This artist's animation shows a blistering world revolving around its nearby "sun." NASA's infrared Spitzer Space Telescope observed a planetary system like this one, as the planet's sunlit and dark hemispheres swung alternately into the telescope's view. Based on the rise and fall of the planet's infrared light, or heat, Spitzer was able to measure the difference in temperature between the two sides of the planet -- about 1,400 degrees Celsius (2,550 degrees Fahrenheit). According to the astronomers, this means that the sunlit side of the planet is always as hot as fire, while the dark side is potentially as cold as ice.

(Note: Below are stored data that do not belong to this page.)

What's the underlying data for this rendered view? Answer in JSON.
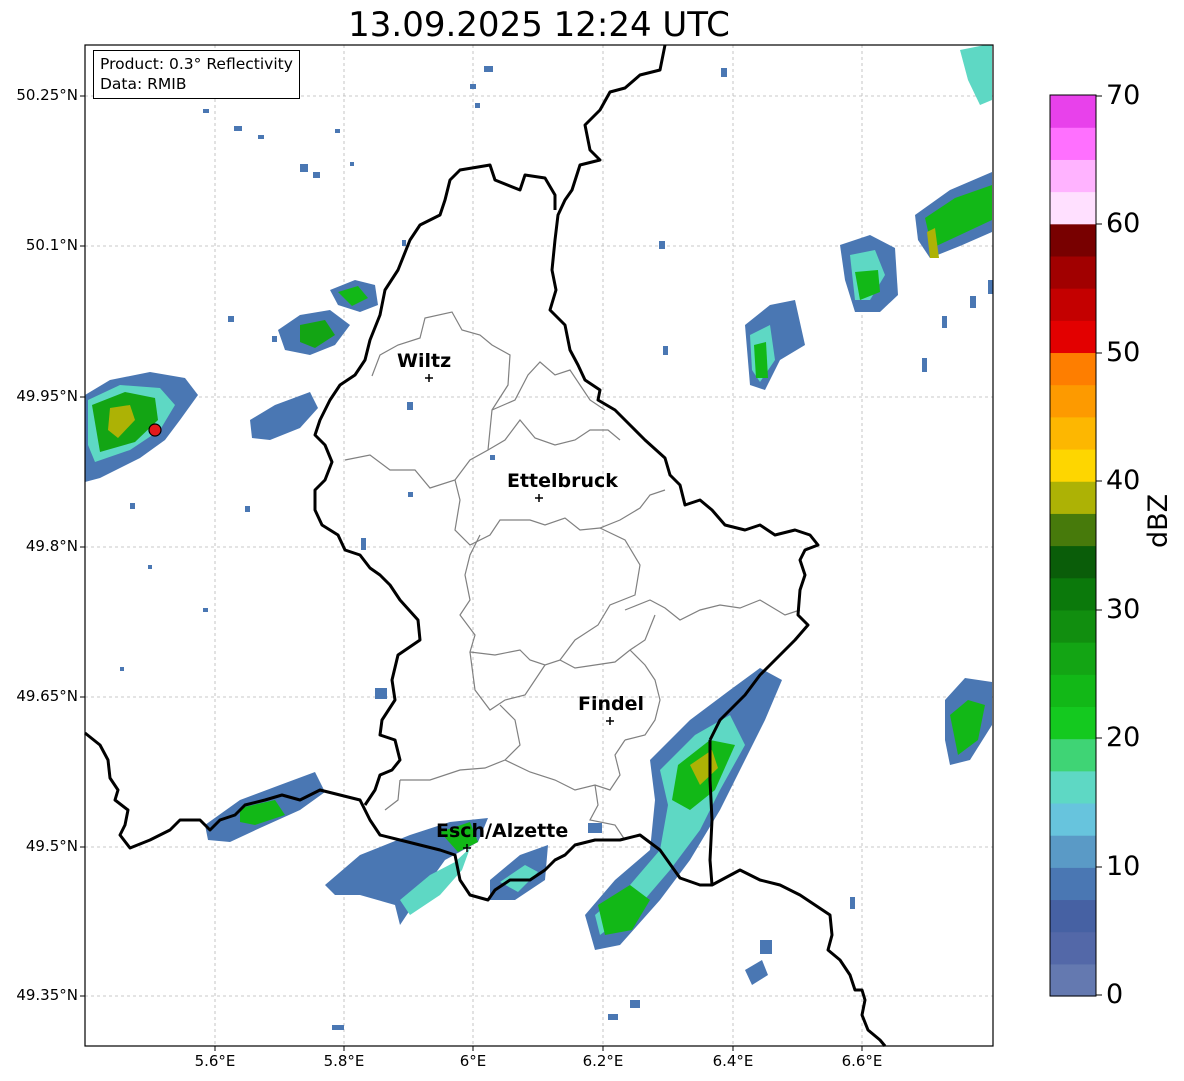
{
  "title": "13.09.2025 12:24 UTC",
  "info_box": {
    "product": "Product: 0.3° Reflectivity",
    "data": "Data: RMIB"
  },
  "axes": {
    "lat_labels": [
      "50.25°N",
      "50.1°N",
      "49.95°N",
      "49.8°N",
      "49.65°N",
      "49.5°N",
      "49.35°N"
    ],
    "lon_labels": [
      "5.6°E",
      "5.8°E",
      "6°E",
      "6.2°E",
      "6.4°E",
      "6.6°E"
    ],
    "grid": true
  },
  "cities": [
    {
      "name": "Wiltz",
      "lon": 5.93,
      "lat": 49.97
    },
    {
      "name": "Ettelbruck",
      "lon": 6.1,
      "lat": 49.85
    },
    {
      "name": "Findel",
      "lon": 6.21,
      "lat": 49.63
    },
    {
      "name": "Esch/Alzette",
      "lon": 5.98,
      "lat": 49.5
    }
  ],
  "radar_site": {
    "lon": 5.51,
    "lat": 49.92,
    "color": "#e31a1c"
  },
  "colorbar": {
    "label": "dBZ",
    "ticks": [
      "0",
      "10",
      "20",
      "30",
      "40",
      "50",
      "60",
      "70"
    ],
    "colors": [
      "#6479b0",
      "#5368a8",
      "#4661a3",
      "#4a77b3",
      "#5a9ac6",
      "#67c4dd",
      "#5ed8c4",
      "#3fd475",
      "#14c91f",
      "#12b817",
      "#13a514",
      "#118e0f",
      "#0b790b",
      "#0a5d09",
      "#477a0b",
      "#adb205",
      "#fed600",
      "#fdb701",
      "#fd9a00",
      "#fe7e00",
      "#e30000",
      "#c40000",
      "#a10000",
      "#780000",
      "#ffe0ff",
      "#ffb3ff",
      "#ff70ff",
      "#e841eb"
    ]
  },
  "colors": {
    "border_national": "#000000",
    "border_canton": "#808080",
    "grid": "#b0b0b0"
  }
}
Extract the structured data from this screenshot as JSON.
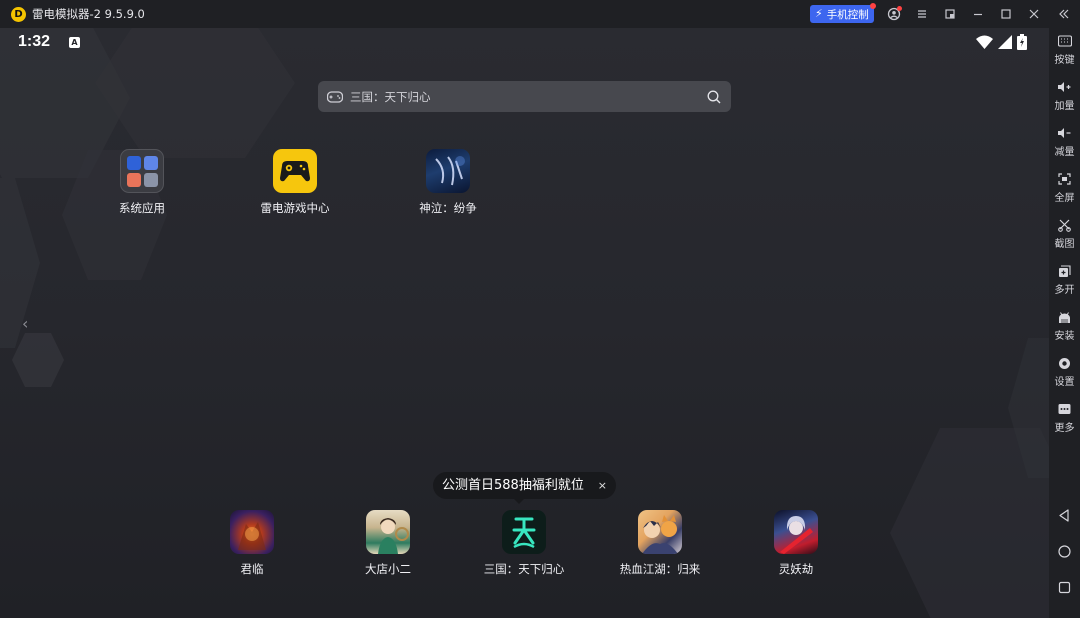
{
  "window": {
    "logo_letter": "D",
    "title": "雷电模拟器-2 9.5.9.0",
    "phone_control_label": "手机控制",
    "controls": [
      "user-icon",
      "menu-icon",
      "restore-window-icon",
      "minimize-icon",
      "maximize-icon",
      "close-icon",
      "collapse-sidebar-icon"
    ]
  },
  "statusbar": {
    "time": "1:32",
    "badge": "A"
  },
  "search": {
    "text": "三国：天下归心"
  },
  "desktop_apps": [
    {
      "label": "系统应用"
    },
    {
      "label": "雷电游戏中心"
    },
    {
      "label": "神泣：纷争"
    }
  ],
  "promo_bubble": {
    "text": "公测首日588抽福利就位",
    "close": "×"
  },
  "dock_apps": [
    {
      "label": "君临"
    },
    {
      "label": "大店小二"
    },
    {
      "label": "三国：天下归心"
    },
    {
      "label": "热血江湖：归来"
    },
    {
      "label": "灵妖劫"
    }
  ],
  "sidebar": {
    "items": [
      {
        "label": "按键",
        "icon": "keyboard-icon"
      },
      {
        "label": "加量",
        "icon": "volume-up-icon"
      },
      {
        "label": "减量",
        "icon": "volume-down-icon"
      },
      {
        "label": "全屏",
        "icon": "fullscreen-icon"
      },
      {
        "label": "截图",
        "icon": "scissors-icon"
      },
      {
        "label": "多开",
        "icon": "multi-instance-icon"
      },
      {
        "label": "安装",
        "icon": "install-icon"
      },
      {
        "label": "设置",
        "icon": "gear-icon"
      },
      {
        "label": "更多",
        "icon": "more-icon"
      }
    ],
    "nav": [
      "back-icon",
      "home-icon",
      "recents-icon"
    ]
  },
  "colors": {
    "accent": "#3d66ef",
    "leidian_yellow": "#f6c60d",
    "background": "#26272d"
  }
}
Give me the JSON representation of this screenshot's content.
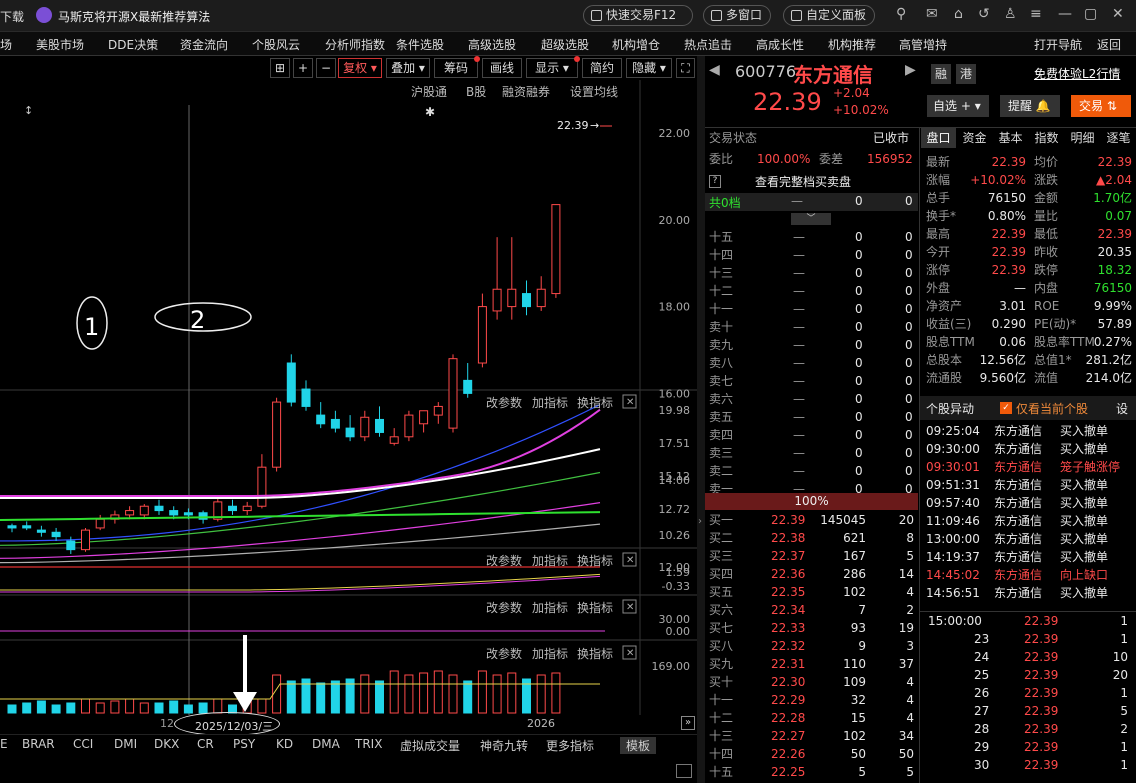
{
  "titlebar": {
    "left_label": "下载",
    "tab_title": "马斯克将开源X最新推荐算法",
    "btn_quick": "快速交易F12",
    "btn_multi": "多窗口",
    "btn_custom": "自定义面板"
  },
  "menu": [
    "场",
    "美股市场",
    "DDE决策",
    "资金流向",
    "个股风云",
    "分析师指数",
    "条件选股",
    "高级选股",
    "超级选股",
    "机构增仓",
    "热点追击",
    "高成长性",
    "机构推荐",
    "高管增持",
    "打开导航",
    "返回"
  ],
  "chart_toolbar": {
    "fuquan": "复权",
    "diejia": "叠加",
    "chouma": "筹码",
    "huaxian": "画线",
    "xianshi": "显示",
    "jianyue": "简约",
    "yincang": "隐藏"
  },
  "kline": {
    "links": [
      "沪股通",
      "B股",
      "融资融券",
      "设置均线"
    ],
    "price_label": "22.39",
    "yticks": [
      "22.00",
      "20.00",
      "18.00",
      "16.00",
      "14.00",
      "12.00"
    ],
    "annot_1": "1",
    "annot_2": "2",
    "candles": [
      {
        "o": 12.9,
        "h": 13.0,
        "l": 12.8,
        "c": 12.95,
        "up": false
      },
      {
        "o": 12.95,
        "h": 13.05,
        "l": 12.85,
        "c": 12.9,
        "up": false
      },
      {
        "o": 12.85,
        "h": 12.95,
        "l": 12.7,
        "c": 12.8,
        "up": false
      },
      {
        "o": 12.8,
        "h": 12.9,
        "l": 12.6,
        "c": 12.7,
        "up": false
      },
      {
        "o": 12.6,
        "h": 12.7,
        "l": 12.3,
        "c": 12.4,
        "up": false
      },
      {
        "o": 12.4,
        "h": 12.9,
        "l": 12.35,
        "c": 12.85,
        "up": true
      },
      {
        "o": 12.9,
        "h": 13.2,
        "l": 12.85,
        "c": 13.1,
        "up": true
      },
      {
        "o": 13.1,
        "h": 13.3,
        "l": 13.0,
        "c": 13.2,
        "up": true
      },
      {
        "o": 13.2,
        "h": 13.4,
        "l": 13.1,
        "c": 13.3,
        "up": true
      },
      {
        "o": 13.2,
        "h": 13.45,
        "l": 13.1,
        "c": 13.4,
        "up": true
      },
      {
        "o": 13.4,
        "h": 13.55,
        "l": 13.2,
        "c": 13.3,
        "up": false
      },
      {
        "o": 13.3,
        "h": 13.4,
        "l": 13.1,
        "c": 13.2,
        "up": false
      },
      {
        "o": 13.2,
        "h": 13.35,
        "l": 13.1,
        "c": 13.25,
        "up": false
      },
      {
        "o": 13.25,
        "h": 13.3,
        "l": 13.0,
        "c": 13.1,
        "up": false
      },
      {
        "o": 13.1,
        "h": 13.6,
        "l": 13.05,
        "c": 13.5,
        "up": true
      },
      {
        "o": 13.4,
        "h": 13.55,
        "l": 13.2,
        "c": 13.3,
        "up": false
      },
      {
        "o": 13.3,
        "h": 13.5,
        "l": 13.2,
        "c": 13.4,
        "up": true
      },
      {
        "o": 13.4,
        "h": 14.6,
        "l": 13.35,
        "c": 14.3,
        "up": true
      },
      {
        "o": 14.3,
        "h": 15.9,
        "l": 14.2,
        "c": 15.8,
        "up": true
      },
      {
        "o": 16.7,
        "h": 16.9,
        "l": 15.7,
        "c": 15.8,
        "up": false
      },
      {
        "o": 16.1,
        "h": 16.3,
        "l": 15.6,
        "c": 15.7,
        "up": false
      },
      {
        "o": 15.5,
        "h": 15.8,
        "l": 15.2,
        "c": 15.3,
        "up": false
      },
      {
        "o": 15.4,
        "h": 15.6,
        "l": 15.1,
        "c": 15.2,
        "up": false
      },
      {
        "o": 15.2,
        "h": 15.5,
        "l": 14.9,
        "c": 15.0,
        "up": false
      },
      {
        "o": 15.0,
        "h": 15.6,
        "l": 14.9,
        "c": 15.45,
        "up": true
      },
      {
        "o": 15.4,
        "h": 15.7,
        "l": 15.0,
        "c": 15.1,
        "up": false
      },
      {
        "o": 14.85,
        "h": 15.2,
        "l": 14.8,
        "c": 15.0,
        "up": true
      },
      {
        "o": 15.0,
        "h": 15.6,
        "l": 14.9,
        "c": 15.5,
        "up": true
      },
      {
        "o": 15.3,
        "h": 15.6,
        "l": 15.1,
        "c": 15.6,
        "up": true
      },
      {
        "o": 15.5,
        "h": 15.8,
        "l": 15.3,
        "c": 15.7,
        "up": true
      },
      {
        "o": 15.2,
        "h": 16.9,
        "l": 15.1,
        "c": 16.8,
        "up": true
      },
      {
        "o": 16.3,
        "h": 16.7,
        "l": 15.9,
        "c": 16.0,
        "up": false
      },
      {
        "o": 16.7,
        "h": 18.3,
        "l": 16.6,
        "c": 18.0,
        "up": true
      },
      {
        "o": 17.9,
        "h": 19.6,
        "l": 17.7,
        "c": 18.4,
        "up": true
      },
      {
        "o": 18.0,
        "h": 19.6,
        "l": 17.7,
        "c": 18.4,
        "up": true
      },
      {
        "o": 18.3,
        "h": 18.6,
        "l": 17.8,
        "c": 18.0,
        "up": false
      },
      {
        "o": 18.0,
        "h": 18.7,
        "l": 17.9,
        "c": 18.4,
        "up": true
      },
      {
        "o": 18.3,
        "h": 20.35,
        "l": 18.2,
        "c": 20.35,
        "up": true
      }
    ]
  },
  "panels": {
    "gaicanshu": "改参数",
    "jiazhibiao": "加指标",
    "huanzhibiao": "换指标"
  },
  "ind1_ticks": [
    "19.98",
    "17.51",
    "15.12",
    "12.72",
    "10.26"
  ],
  "ind2_ticks": [
    "1.59",
    "-0.33"
  ],
  "ind3_ticks": [
    "30.00",
    "0.00"
  ],
  "ind4_ticks": [
    "169.00"
  ],
  "xaxis": {
    "date_label": "2025/12/03/三",
    "year": "2026",
    "left_num": "12"
  },
  "bottom_tabs": [
    "E",
    "BRAR",
    "CCI",
    "DMI",
    "DKX",
    "CR",
    "PSY",
    "KD",
    "DMA",
    "TRIX",
    "虚拟成交量",
    "神奇九转",
    "更多指标",
    "模板"
  ],
  "stock": {
    "code": "600776",
    "name": "东方通信",
    "price": "22.39",
    "change": "+2.04",
    "pct": "+10.02%",
    "rong": "融",
    "gang": "港",
    "l2": "免费体验L2行情",
    "zixuan": "自选",
    "tixing": "提醒",
    "jiaoyi": "交易"
  },
  "status": {
    "label": "交易状态",
    "value": "已收市",
    "weibi_l": "委比",
    "weibi": "100.00%",
    "weicha_l": "委差",
    "weicha": "156952",
    "full_book": "查看完整档买卖盘",
    "total_l": "共0档",
    "zero": "0",
    "pct_bar": "100%"
  },
  "sells": [
    [
      "十五",
      "—",
      "0",
      "0"
    ],
    [
      "十四",
      "—",
      "0",
      "0"
    ],
    [
      "十三",
      "—",
      "0",
      "0"
    ],
    [
      "十二",
      "—",
      "0",
      "0"
    ],
    [
      "十一",
      "—",
      "0",
      "0"
    ],
    [
      "卖十",
      "—",
      "0",
      "0"
    ],
    [
      "卖九",
      "—",
      "0",
      "0"
    ],
    [
      "卖八",
      "—",
      "0",
      "0"
    ],
    [
      "卖七",
      "—",
      "0",
      "0"
    ],
    [
      "卖六",
      "—",
      "0",
      "0"
    ],
    [
      "卖五",
      "—",
      "0",
      "0"
    ],
    [
      "卖四",
      "—",
      "0",
      "0"
    ],
    [
      "卖三",
      "—",
      "0",
      "0"
    ],
    [
      "卖二",
      "—",
      "0",
      "0"
    ],
    [
      "卖一",
      "—",
      "0",
      "0"
    ]
  ],
  "buys": [
    [
      "买一",
      "22.39",
      "145045",
      "20"
    ],
    [
      "买二",
      "22.38",
      "621",
      "8"
    ],
    [
      "买三",
      "22.37",
      "167",
      "5"
    ],
    [
      "买四",
      "22.36",
      "286",
      "14"
    ],
    [
      "买五",
      "22.35",
      "102",
      "4"
    ],
    [
      "买六",
      "22.34",
      "7",
      "2"
    ],
    [
      "买七",
      "22.33",
      "93",
      "19"
    ],
    [
      "买八",
      "22.32",
      "9",
      "3"
    ],
    [
      "买九",
      "22.31",
      "110",
      "37"
    ],
    [
      "买十",
      "22.30",
      "109",
      "4"
    ],
    [
      "十一",
      "22.29",
      "32",
      "4"
    ],
    [
      "十二",
      "22.28",
      "15",
      "4"
    ],
    [
      "十三",
      "22.27",
      "102",
      "34"
    ],
    [
      "十四",
      "22.26",
      "50",
      "50"
    ],
    [
      "十五",
      "22.25",
      "5",
      "5"
    ]
  ],
  "rtabs": [
    "盘口",
    "资金",
    "基本",
    "指数",
    "明细",
    "逐笔"
  ],
  "stats": [
    [
      "最新",
      "22.39",
      "均价",
      "22.39"
    ],
    [
      "涨幅",
      "+10.02%",
      "涨跌",
      "▲2.04"
    ],
    [
      "总手",
      "76150",
      "金额",
      "1.70亿"
    ],
    [
      "换手*",
      "0.80%",
      "量比",
      "0.07"
    ],
    [
      "最高",
      "22.39",
      "最低",
      "22.39"
    ],
    [
      "今开",
      "22.39",
      "昨收",
      "20.35"
    ],
    [
      "涨停",
      "22.39",
      "跌停",
      "18.32"
    ],
    [
      "外盘",
      "—",
      "内盘",
      "76150"
    ],
    [
      "净资产",
      "3.01",
      "ROE",
      "9.99%"
    ],
    [
      "收益(三)",
      "0.290",
      "PE(动)*",
      "57.89"
    ],
    [
      "股息TTM",
      "0.06",
      "股息率TTM",
      "0.27%"
    ],
    [
      "总股本",
      "12.56亿",
      "总值1*",
      "281.2亿"
    ],
    [
      "流通股",
      "9.560亿",
      "流值",
      "214.0亿"
    ]
  ],
  "events_head": {
    "title": "个股异动",
    "check": "仅看当前个股",
    "btn": "设"
  },
  "events": [
    [
      "09:25:04",
      "东方通信",
      "买入撤单"
    ],
    [
      "09:30:00",
      "东方通信",
      "买入撤单"
    ],
    [
      "09:30:01",
      "东方通信",
      "笼子触涨停"
    ],
    [
      "09:51:31",
      "东方通信",
      "买入撤单"
    ],
    [
      "09:57:40",
      "东方通信",
      "买入撤单"
    ],
    [
      "11:09:46",
      "东方通信",
      "买入撤单"
    ],
    [
      "13:00:00",
      "东方通信",
      "买入撤单"
    ],
    [
      "14:19:37",
      "东方通信",
      "买入撤单"
    ],
    [
      "14:45:02",
      "东方通信",
      "向上缺口"
    ],
    [
      "14:56:51",
      "东方通信",
      "买入撤单"
    ]
  ],
  "ticks": [
    [
      "15:00:00",
      "22.39",
      "1"
    ],
    [
      "23",
      "22.39",
      "1"
    ],
    [
      "24",
      "22.39",
      "10"
    ],
    [
      "25",
      "22.39",
      "20"
    ],
    [
      "26",
      "22.39",
      "1"
    ],
    [
      "27",
      "22.39",
      "5"
    ],
    [
      "28",
      "22.39",
      "2"
    ],
    [
      "29",
      "22.39",
      "1"
    ],
    [
      "30",
      "22.39",
      "1"
    ]
  ]
}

The movie illustrates what the system might looks like to infrared eyes. It begins by showing an overhead view of the star Upsilon Andromedae and its planet Upsilon Andromedae b, the closest of three planets orbiting the star and the object of the Spitzer study. This planet whips around its star in 4.6 days.
The animation then shifts to show Spitzer's view of the system. The planet is shown with winds that circulate quickly around the surface, though astronomers believe the planet is "tidally locked." Our moon is similarly locked to Earth, always showing us the same face.
Spitzer measured the infrared light,coming from both the star and the planet at five points during the planet's orbit. The temperature levels went and up and down depending on which face of the planet, sunlit or dark, was in Spitzer's line of sight. The actual data collected by Spitzer are displayed over the animation. The difference between the peak and trough of the green curve represents the difference in temperature across the surface of the planet.
These results indicate that, even if strong winds blow across this planet, its sun-baked atmosphere will cool off before reaching the planet's dark side.